In a similar investigation of family, Fukuyama’s La Bohème is a portrait of her older sister Naoko, who introduced the artist to Western pop culture yet remained behind in Japan as her sibling ventured abroad. In the long interview that structures the film, Naoko recalls the workaholism that typified her late 20’s as a Tokyo graphic designer, culminating in a nervous breakdown. “Eventually, I had out-of-body experiences,” she says of her condition,” when I was at work, typing, I couldn’t tell who was moving my fingers […].” Naoko narrates a cascade of ensuing psychological diagnoses, including autonomic disorder, depression, bipolar disorder, and PTSD. She spends years at a time unable to work, housebound and lost in the past. She describes her state as being stuck in a permanent adolescence, unable to connect with the present, but consumed by the obsessions of her younger self. Naoko fits the archetype of the otaku—a social group that has been recognized in Japan since the 1980s, but whose characteristics now uncannily describe aspects of 21st-century American youth culture. Obsessed with manga, anime, and cosplay, she withdraws from the world into fantasy, losing the ability and desire to connect with society at large. Naoko’s object of fixation is a 40-year-old-and-counting graphic novel called Crest of the Royal Family­, which tells the story of an American teenager who is transported across time to ancient Egypt and falls in love with a handsome young Pharaoh, coincidentally named Memphis. Scored by the New York experimental musician Chuck Bettis, the video climaxes as Naoko fully immerse herself into her fantasy world, as Fukuyama’s camera captures the skill, wit, and creativity that her sister pours into her home-made costume design, set painting, and role-play performance. The result is an uplifting burlesque and melodramatic camp in the spirit of early Jack Smith—and an earnest anthem to the healing powers of creative work.

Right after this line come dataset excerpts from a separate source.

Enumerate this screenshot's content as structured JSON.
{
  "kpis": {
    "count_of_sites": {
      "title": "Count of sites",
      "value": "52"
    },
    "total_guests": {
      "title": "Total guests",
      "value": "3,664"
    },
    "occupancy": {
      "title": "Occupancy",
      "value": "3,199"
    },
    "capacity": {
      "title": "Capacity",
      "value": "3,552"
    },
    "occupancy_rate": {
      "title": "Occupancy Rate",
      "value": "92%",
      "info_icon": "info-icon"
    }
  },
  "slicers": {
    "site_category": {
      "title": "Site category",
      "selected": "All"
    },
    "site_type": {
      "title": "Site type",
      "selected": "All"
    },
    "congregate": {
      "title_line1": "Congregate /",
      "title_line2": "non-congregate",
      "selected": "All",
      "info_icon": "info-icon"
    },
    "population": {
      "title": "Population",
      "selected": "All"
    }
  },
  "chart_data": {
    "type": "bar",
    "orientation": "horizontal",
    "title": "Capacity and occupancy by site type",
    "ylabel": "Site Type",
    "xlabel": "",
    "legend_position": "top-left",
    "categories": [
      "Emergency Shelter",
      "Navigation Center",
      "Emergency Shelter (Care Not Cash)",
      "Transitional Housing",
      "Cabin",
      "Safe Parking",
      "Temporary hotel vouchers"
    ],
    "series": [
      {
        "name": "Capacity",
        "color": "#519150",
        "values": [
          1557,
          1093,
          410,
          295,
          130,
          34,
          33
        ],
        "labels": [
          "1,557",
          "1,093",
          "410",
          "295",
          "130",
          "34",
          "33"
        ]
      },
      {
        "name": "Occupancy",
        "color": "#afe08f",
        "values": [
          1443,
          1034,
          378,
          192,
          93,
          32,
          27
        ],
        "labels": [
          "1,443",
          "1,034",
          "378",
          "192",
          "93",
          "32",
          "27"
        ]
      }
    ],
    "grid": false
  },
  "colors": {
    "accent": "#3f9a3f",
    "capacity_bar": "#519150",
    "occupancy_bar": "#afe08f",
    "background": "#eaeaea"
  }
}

Uniting these shows was both a sense of play and a grappling with the past. Overton and Fukuyama had previously collaborated on a 2013 video titled Storyteller, which documents the felling and milling of an Eastern red cedar tree in Lebanon, TN. The finished wood eventually paneled a wall of Mitchell-Innes & Nash gallery in New York for Overton’s solo show that year. The artists certainly have adjoined interests—Overton in the way things are made, Fukuyama in the people who make things. Their concurrent shows in Memphis offer concentrated, rewarding excursions into both.